The Abandon Ship exhibition features the story of Captain Archibald Smith who won the Victoria Cross while commanding the SS Otaki in 1917. Two years earlier another captain, Frederick Parslow, had won the first VC ever awarded to a member of the merchant navy.
On the morning of 4 July 1915, HM Horse Transport Anglo-Californian was in the Atlantic about 90 miles south-west of the coast of Cork. On board were over 900 horses being taken from Montreal, via England, to the Western Front. Suddenly, the crew sighted a German submarine (U-boat) about a mile off. The Anglo-Californian put on speed to try and escape, and the U-boat opened fire. The ship sent out SOS messages and Captain Parslow decided to order ‘Abandon ship!’ to save his crew. He then received a message saying that two Royal Navy ships were on their way, and asking him to hold out so they could locate and destroy the U-boat. Parslow got the ship under way again and with the Second Mate, his son Frederick Junior, lay on the deck of the bridge to steer the ship as the U-boat continued to fire.
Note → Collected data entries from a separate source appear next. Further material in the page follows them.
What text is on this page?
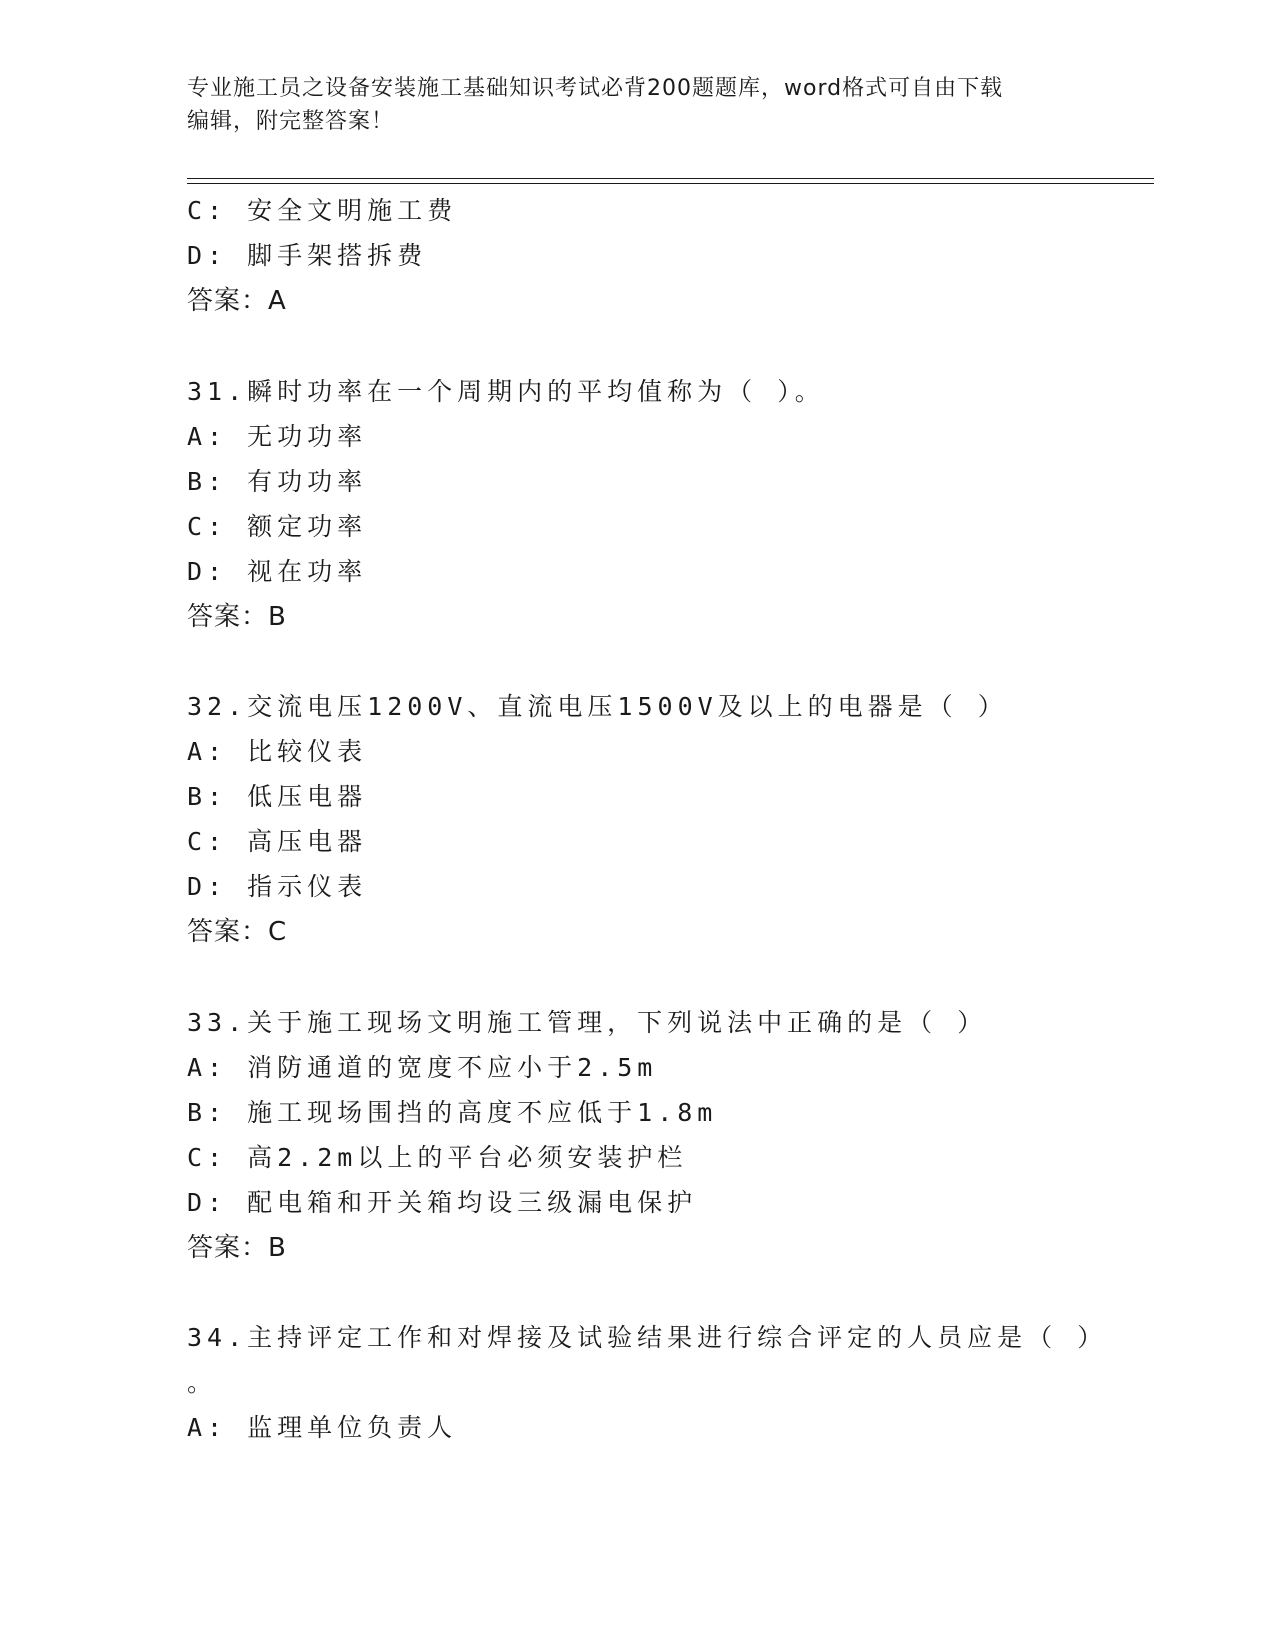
专业施工员之设备安装施工基础知识考试必背200题题库，word格式可自由下载
编辑，附完整答案！
C: 安全文明施工费
D: 脚手架搭拆费
答案：A
31.瞬时功率在一个周期内的平均值称为（ ）。
A: 无功功率
B: 有功功率
C: 额定功率
D: 视在功率
答案：B
32.交流电压1200V、直流电压1500V及以上的电器是（ ）
A: 比较仪表
B: 低压电器
C: 高压电器
D: 指示仪表
答案：C
33.关于施工现场文明施工管理，下列说法中正确的是（ ）
A: 消防通道的宽度不应小于2.5m
B: 施工现场围挡的高度不应低于1.8m
C: 高2.2m以上的平台必须安装护栏
D: 配电箱和开关箱均设三级漏电保护
答案：B
34.主持评定工作和对焊接及试验结果进行综合评定的人员应是（ ）
。
A: 监理单位负责人
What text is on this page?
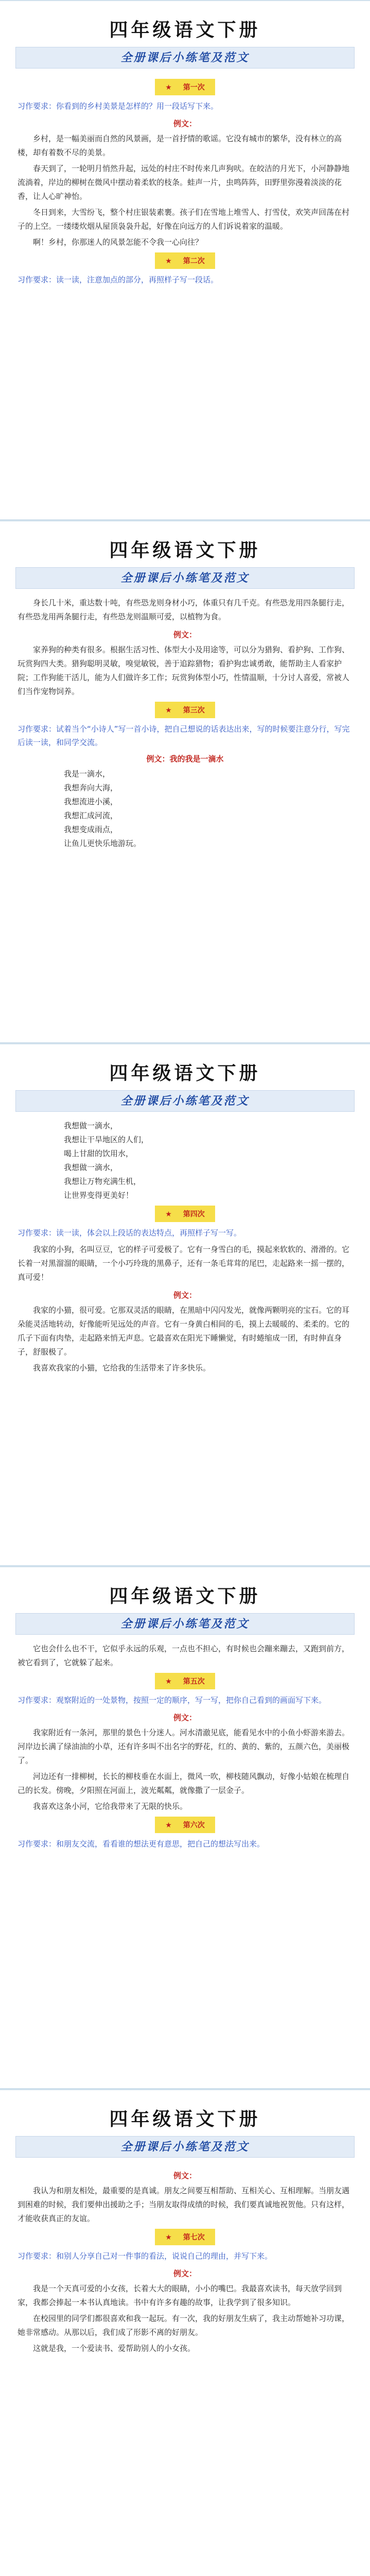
四年级语文下册
全册课后小练笔及范文
★ 第一次
习作要求：你看到的乡村美景是怎样的？用一段话写下来。
例文：

乡村，是一幅美丽而自然的风景画，是一首抒情的歌谣。它没有城市的繁华，没有林立的高楼，却有着数不尽的美景。

春天到了，一轮明月悄然升起，远处的村庄不时传来几声狗吠。在皎洁的月光下，小河静静地流淌着，岸边的柳树在微风中摆动着柔软的枝条。蛙声一片，虫鸣阵阵，田野里弥漫着淡淡的花香，让人心旷神怡。

冬日到来，大雪纷飞，整个村庄银装素裹。孩子们在雪地上堆雪人、打雪仗，欢笑声回荡在村子的上空。一缕缕炊烟从屋顶袅袅升起，好像在向远方的人们诉说着家的温暖。

啊！乡村，你那迷人的风景怎能不令我一心向往？

★ 第二次
习作要求：读一读，注意加点的部分，再照样子写一段话。
四年级语文下册
全册课后小练笔及范文

身长几十米，重达数十吨，有些恐龙则身材小巧，体重只有几千克。有些恐龙用四条腿行走，有些恐龙用两条腿行走，有些恐龙则温顺可爱，以植物为食。

例文：

家养狗的种类有很多。根据生活习性、体型大小及用途等，可以分为猎狗、看护狗、工作狗、玩赏狗四大类。猎狗聪明灵敏，嗅觉敏锐，善于追踪猎物；看护狗忠诚勇敢，能帮助主人看家护院；工作狗能干活儿，能为人们做许多工作；玩赏狗体型小巧，性情温顺，十分讨人喜爱，常被人们当作宠物饲养。

★ 第三次
习作要求：试着当个“小诗人”写一首小诗，把自己想说的话表达出来，写的时候要注意分行，写完后读一读，和同学交流。
例文：我的我是一滴水
我是一滴水，
我想奔向大海，
我想流进小溪，
我想汇成河流，
我想变成雨点，
让鱼儿更快乐地游玩。
四年级语文下册
全册课后小练笔及范文
我想做一滴水，
我想让干旱地区的人们，
喝上甘甜的饮用水，
我想做一滴水，
我想让万物充满生机，
让世界变得更美好！
★ 第四次
习作要求：读一读，体会以上段话的表达特点，再照样子写一写。

我家的小狗，名叫豆豆，它的样子可爱极了。它有一身雪白的毛，摸起来软软的、滑滑的。它长着一对黑溜溜的眼睛，一个小巧玲珑的黑鼻子，还有一条毛茸茸的尾巴，走起路来一摇一摆的，真可爱！

例文：

我家的小猫，很可爱。它那双灵活的眼睛，在黑暗中闪闪发光，就像两颗明亮的宝石。它的耳朵能灵活地转动，好像能听见远处的声音。它有一身黄白相间的毛，摸上去暖暖的、柔柔的。它的爪子下面有肉垫，走起路来悄无声息。它最喜欢在阳光下睡懒觉，有时蜷缩成一团，有时伸直身子，舒服极了。

我喜欢我家的小猫，它给我的生活带来了许多快乐。

四年级语文下册
全册课后小练笔及范文

它也会什么也不干，它似乎永远的乐观，一点也不担心，有时候也会蹦来蹦去，又跑到前方，被它看到了，它就躲了起来。

★ 第五次
习作要求：观察附近的一处景物，按照一定的顺序，写一写，把你自己看到的画面写下来。
例文：

我家附近有一条河，那里的景色十分迷人。河水清澈见底，能看见水中的小鱼小虾游来游去。河岸边长满了绿油油的小草，还有许多叫不出名字的野花，红的、黄的、紫的，五颜六色，美丽极了。

河边还有一排柳树，长长的柳枝垂在水面上，微风一吹，柳枝随风飘动，好像小姑娘在梳理自己的长发。傍晚，夕阳照在河面上，波光粼粼，就像撒了一层金子。

我喜欢这条小河，它给我带来了无限的快乐。

★ 第六次
习作要求：和朋友交流，看看谁的想法更有意思，把自己的想法写出来。
四年级语文下册
全册课后小练笔及范文
例文：

我认为和朋友相处，最重要的是真诚。朋友之间要互相帮助、互相关心、互相理解。当朋友遇到困难的时候，我们要伸出援助之手；当朋友取得成绩的时候，我们要真诚地祝贺他。只有这样，才能收获真正的友谊。

★ 第七次
习作要求：和别人分享自己对一件事的看法，说说自己的理由，并写下来。
例文：

我是一个天真可爱的小女孩，长着大大的眼睛，小小的嘴巴。我最喜欢读书，每天放学回到家，我都会捧起一本书认真地读。书中有许多有趣的故事，让我学到了很多知识。

在校园里的同学们都很喜欢和我一起玩。有一次，我的好朋友生病了，我主动帮她补习功课，她非常感动。从那以后，我们成了形影不离的好朋友。

这就是我，一个爱读书、爱帮助别人的小女孩。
Captain Parslow was severely wounded in the head but carried on trying to out-run the U-boat until he was killed. Frederick Junior took charge of the ship and continued to steer with his father’s body beside him. Shortly afterwards, the Royal Navy destroyers arrived, causing the U-boat to flee. The Anglo-Californian was saved and limped into Cobh harbour (formerly Queenstown) in Cork. As well as Parslow, 20 crew members had lost their lives.
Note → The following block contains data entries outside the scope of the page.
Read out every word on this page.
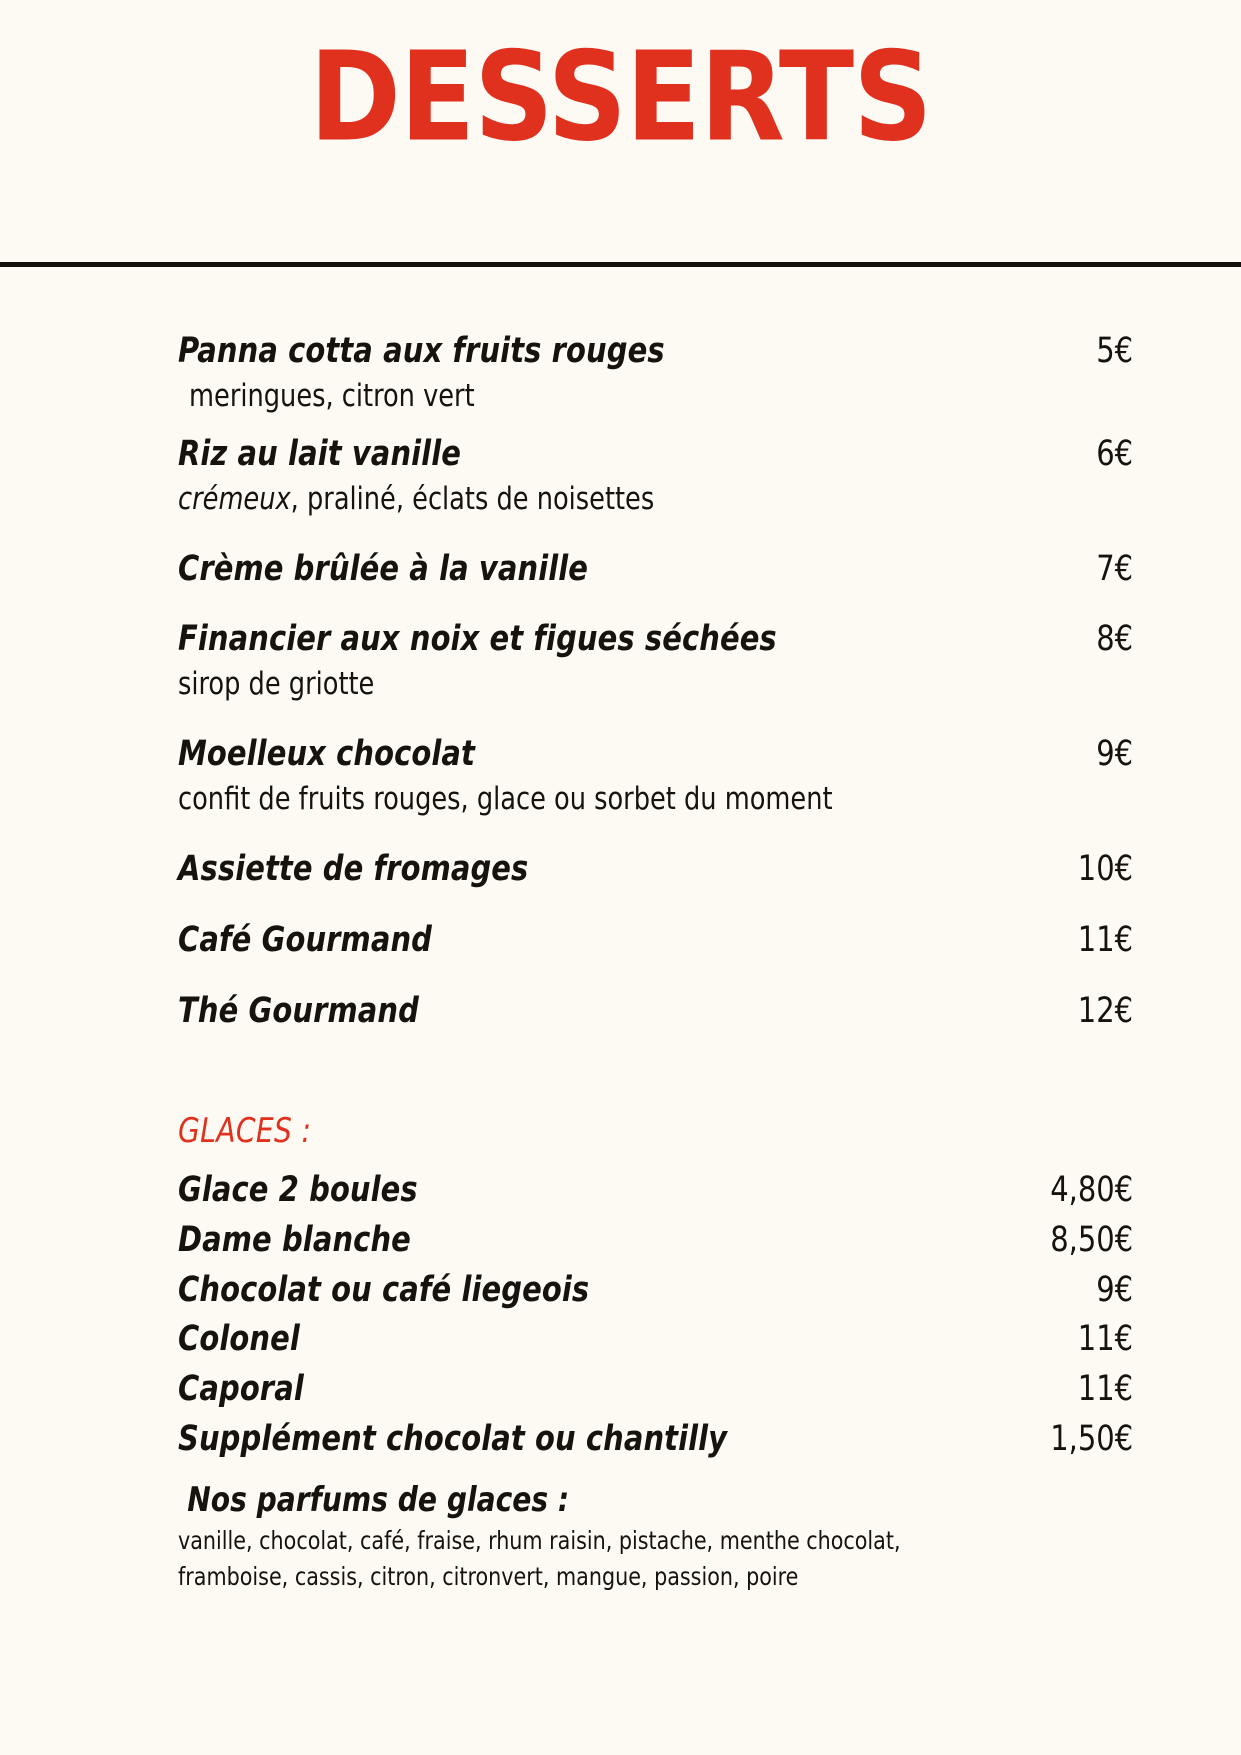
DESSERTS
Panna cotta aux fruits rouges	5€
meringues, citron vert
Riz au lait vanille	6€
crémeux, praliné, éclats de noisettes
Crème brûlée à la vanille	7€
Financier aux noix et figues séchées	8€
sirop de griotte
Moelleux chocolat	9€
confit de fruits rouges, glace ou sorbet du moment
Assiette de fromages	10€
Café Gourmand	11€
Thé Gourmand	12€
GLACES :
Glace 2 boules	4,80€
Dame blanche	8,50€
Chocolat ou café liegeois	9€
Colonel	11€
Caporal	11€
Supplément chocolat ou chantilly	1,50€
Nos parfums de glaces :
vanille, chocolat, café, fraise, rhum raisin, pistache, menthe chocolat,
framboise, cassis, citron, citronvert, mangue, passion, poire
At 59, Parslow was the oldest VC winner of the First World War. Technically, he couldn’t receive the VC as he was not a member of the armed forces but, keen to recognise the sacrifices of the merchant navy, the British government found a way around this. Parslow was posthumously commissioned into the Royal Navy Reserve, as Smith was later. Frederick Parslow Junior was awarded the Distinguished Service Cross for his bravery.
Captain Parslow’s widow, Frances, was presented with her husband’s Victoria Cross by King George V at Buckingham Palace in July 1919. The Parslows had already lost a son, Frank, who was killed in May 1915 while serving on the Western Front. And the family tragedy was not over. In 1938 Frederick Junior was captain of the SS Anglo-Australian sailing across the Atlantic when the ship and its entire crew disappeared without trace.